Dans la mesure où le champ d’investigation est très large, il nous est possible de le réduire considérablement en utilisant la distinction énoncée par Eric de Maré dans Photography and Architecture[1] entre : « Record » (document brut), « Picture » (image) et « Illustration » (illustration à la fois esthétique et documentaire), pour nous concentrer uniquement sur cette troisième catégorie. Il écrit à ce propos :

« The Illustration is a satisfactory record with also makes a pleasing picture in itself. It presents the building in as attractive and revealing a way as possible so that we say in the same breath, “What a splendid photograph!” and “What a beautiful building!”. Through selection of viewpoint, field of view, and lighting, it can interpret a building, or a detail, in its own way. It can strengthen or it can destroy the qualities of the buildings.»[2]

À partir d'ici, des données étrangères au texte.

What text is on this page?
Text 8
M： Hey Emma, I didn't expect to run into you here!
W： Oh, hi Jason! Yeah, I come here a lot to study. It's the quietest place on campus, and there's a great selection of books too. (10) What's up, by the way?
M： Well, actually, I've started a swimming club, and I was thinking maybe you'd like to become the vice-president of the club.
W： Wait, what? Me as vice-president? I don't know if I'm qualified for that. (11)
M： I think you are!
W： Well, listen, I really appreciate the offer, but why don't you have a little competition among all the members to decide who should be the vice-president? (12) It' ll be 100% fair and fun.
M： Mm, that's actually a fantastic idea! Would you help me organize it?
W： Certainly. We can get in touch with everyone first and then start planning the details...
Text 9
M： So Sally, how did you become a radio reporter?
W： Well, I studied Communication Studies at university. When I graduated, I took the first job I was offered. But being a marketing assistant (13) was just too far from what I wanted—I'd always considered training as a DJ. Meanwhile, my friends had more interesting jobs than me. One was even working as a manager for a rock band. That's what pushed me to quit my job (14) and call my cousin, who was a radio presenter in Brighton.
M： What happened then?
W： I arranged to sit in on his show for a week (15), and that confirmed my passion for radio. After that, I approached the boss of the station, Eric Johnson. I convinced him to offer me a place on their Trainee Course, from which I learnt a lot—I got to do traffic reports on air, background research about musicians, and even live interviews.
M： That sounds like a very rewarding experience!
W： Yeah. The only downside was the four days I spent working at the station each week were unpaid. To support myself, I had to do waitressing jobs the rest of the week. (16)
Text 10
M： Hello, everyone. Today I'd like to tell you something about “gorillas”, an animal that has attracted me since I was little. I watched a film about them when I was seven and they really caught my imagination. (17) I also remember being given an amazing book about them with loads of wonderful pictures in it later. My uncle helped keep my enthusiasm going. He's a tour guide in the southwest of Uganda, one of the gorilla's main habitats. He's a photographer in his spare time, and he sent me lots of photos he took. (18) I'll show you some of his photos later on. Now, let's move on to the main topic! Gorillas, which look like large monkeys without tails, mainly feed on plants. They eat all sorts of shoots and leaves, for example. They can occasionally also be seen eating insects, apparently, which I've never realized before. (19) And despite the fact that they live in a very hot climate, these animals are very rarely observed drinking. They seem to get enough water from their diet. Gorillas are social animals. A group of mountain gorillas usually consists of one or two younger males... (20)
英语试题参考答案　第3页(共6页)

C’est précisément cette synthèse entre le document et l’image que nous nous proposons d’interroger. L’aspect documentaire de la photographie d’architecture serait lié au simple fait qu’il s’agit d’une photographie (et plus précisément à son indicialité) et l’aspect davantage pictural tiendrait à son inscription dans une tradition, celle du dessin d’architecture. Il s’agit bien d’une synthèse dans la mesure où ces deux aspects qui peuvent sembler contradictoires sont indissolublement liés. Il est clair que la distinction D’Eric de Maré est en elle-même problématique car un document brut peut posséder des qualités esthétiques ou artistiques et une image (« picture ») en être dépourvue et avoir une fonction documentaire. Au delà de l’impossible pureté catégorielle, il s’agit d’opérer un choix dans un champ de la photographie qui reste extrêmement vaste. Il nous sera toujours possible de critiquer, éventuellement déconstruire, de telles oppositions. Déconstruire signifie généralement montrer que derrière une opposition se cache une hiérarchie de valeurs, généralement illégitime. Même s’il n’est pas question de nier que le document brut non esthétisé puisse être valorisé en tant que tel, il ne s’agit pas de notre objet d’étude.

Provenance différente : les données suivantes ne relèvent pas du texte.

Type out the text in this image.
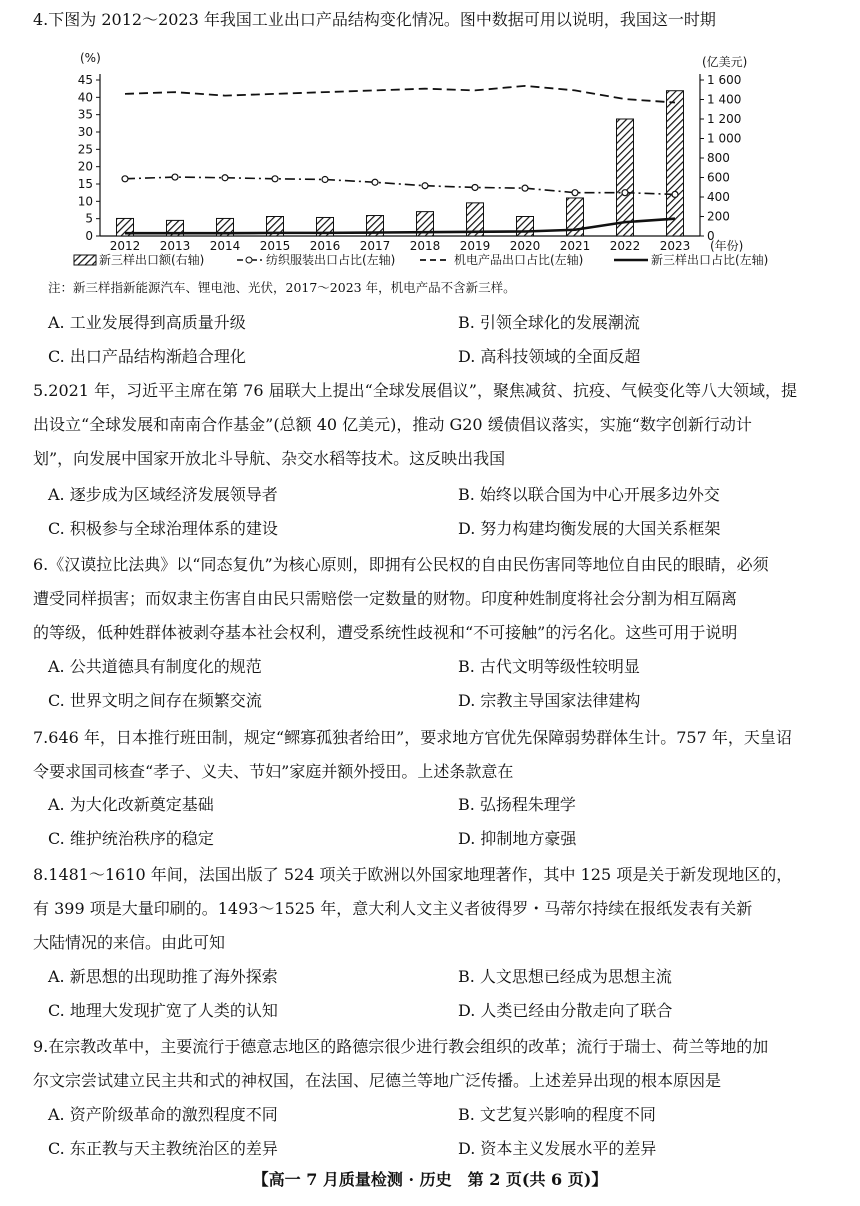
4.下图为 2012～2023 年我国工业出口产品结构变化情况。图中数据可用以说明，我国这一时期
(%)	(亿美元)
0
5
10
15
20
25
30
35
40
45
0
200
400
600
800
1 000
1 200
1 400
1 600
2012 2013 2014 2015 2016 2017 2018 2019 2020 2021 2022 2023 (年份)
新三样出口额(右轴)	纺织服装出口占比(左轴)	机电产品出口占比(左轴)	新三样出口占比(左轴)
注：新三样指新能源汽车、锂电池、光伏，2017～2023 年，机电产品不含新三样。
A. 工业发展得到高质量升级	B. 引领全球化的发展潮流
C. 出口产品结构渐趋合理化	D. 高科技领域的全面反超
5.2021 年，习近平主席在第 76 届联大上提出“全球发展倡议”，聚焦减贫、抗疫、气候变化等八大领域，提
出设立“全球发展和南南合作基金”(总额 40 亿美元)，推动 G20 缓债倡议落实，实施“数字创新行动计
划”，向发展中国家开放北斗导航、杂交水稻等技术。这反映出我国
A. 逐步成为区域经济发展领导者	B. 始终以联合国为中心开展多边外交
C. 积极参与全球治理体系的建设	D. 努力构建均衡发展的大国关系框架
6.《汉谟拉比法典》以“同态复仇”为核心原则，即拥有公民权的自由民伤害同等地位自由民的眼睛，必须
遭受同样损害；而奴隶主伤害自由民只需赔偿一定数量的财物。印度种姓制度将社会分割为相互隔离
的等级，低种姓群体被剥夺基本社会权利，遭受系统性歧视和“不可接触”的污名化。这些可用于说明
A. 公共道德具有制度化的规范	B. 古代文明等级性较明显
C. 世界文明之间存在频繁交流	D. 宗教主导国家法律建构
7.646 年，日本推行班田制，规定“鳏寡孤独者给田”，要求地方官优先保障弱势群体生计。757 年，天皇诏
令要求国司核查“孝子、义夫、节妇”家庭并额外授田。上述条款意在
A. 为大化改新奠定基础	B. 弘扬程朱理学
C. 维护统治秩序的稳定	D. 抑制地方豪强
8.1481～1610 年间，法国出版了 524 项关于欧洲以外国家地理著作，其中 125 项是关于新发现地区的，
有 399 项是大量印刷的。1493～1525 年，意大利人文主义者彼得罗・马蒂尔持续在报纸发表有关新
大陆情况的来信。由此可知
A. 新思想的出现助推了海外探索	B. 人文思想已经成为思想主流
C. 地理大发现扩宽了人类的认知	D. 人类已经由分散走向了联合
9.在宗教改革中，主要流行于德意志地区的路德宗很少进行教会组织的改革；流行于瑞士、荷兰等地的加
尔文宗尝试建立民主共和式的神权国，在法国、尼德兰等地广泛传播。上述差异出现的根本原因是
A. 资产阶级革命的激烈程度不同	B. 文艺复兴影响的程度不同
C. 东正教与天主教统治区的差异	D. 资本主义发展水平的差异
【高一 7 月质量检测 · 历史　第 2 页(共 6 页)】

En revanche, les photographies d’architecture sont généralement considérées comme des documents transparents, peu questionnés en tant qu’images. Or, en tant qu’images, elles impliquent souvent un véritable écart par rapport à la réalité (écart que l’on peut juger en comparant des versions concurrentes). Les photographies réalisées à la chambre seront privilégiées. En théorie et si l’on se focalise uniquement sur la question de la perspective, il est tout à fait possible de réaliser les mêmes photographies en petit et en grand format. La différence serait seulement une différence de qualité au niveau de la définition de l’image. La question de la perspective en photographie d’architecture n’est pas une simple question de technique qui dépendrait uniquement du matériel utilisé. Cependant, en pratique et dans la mesure où le photographe d’architecture anticipe le cadrage final dès la prise de vue, les différentes possibilités d’utilisation de la perspective sont généralement plus importantes.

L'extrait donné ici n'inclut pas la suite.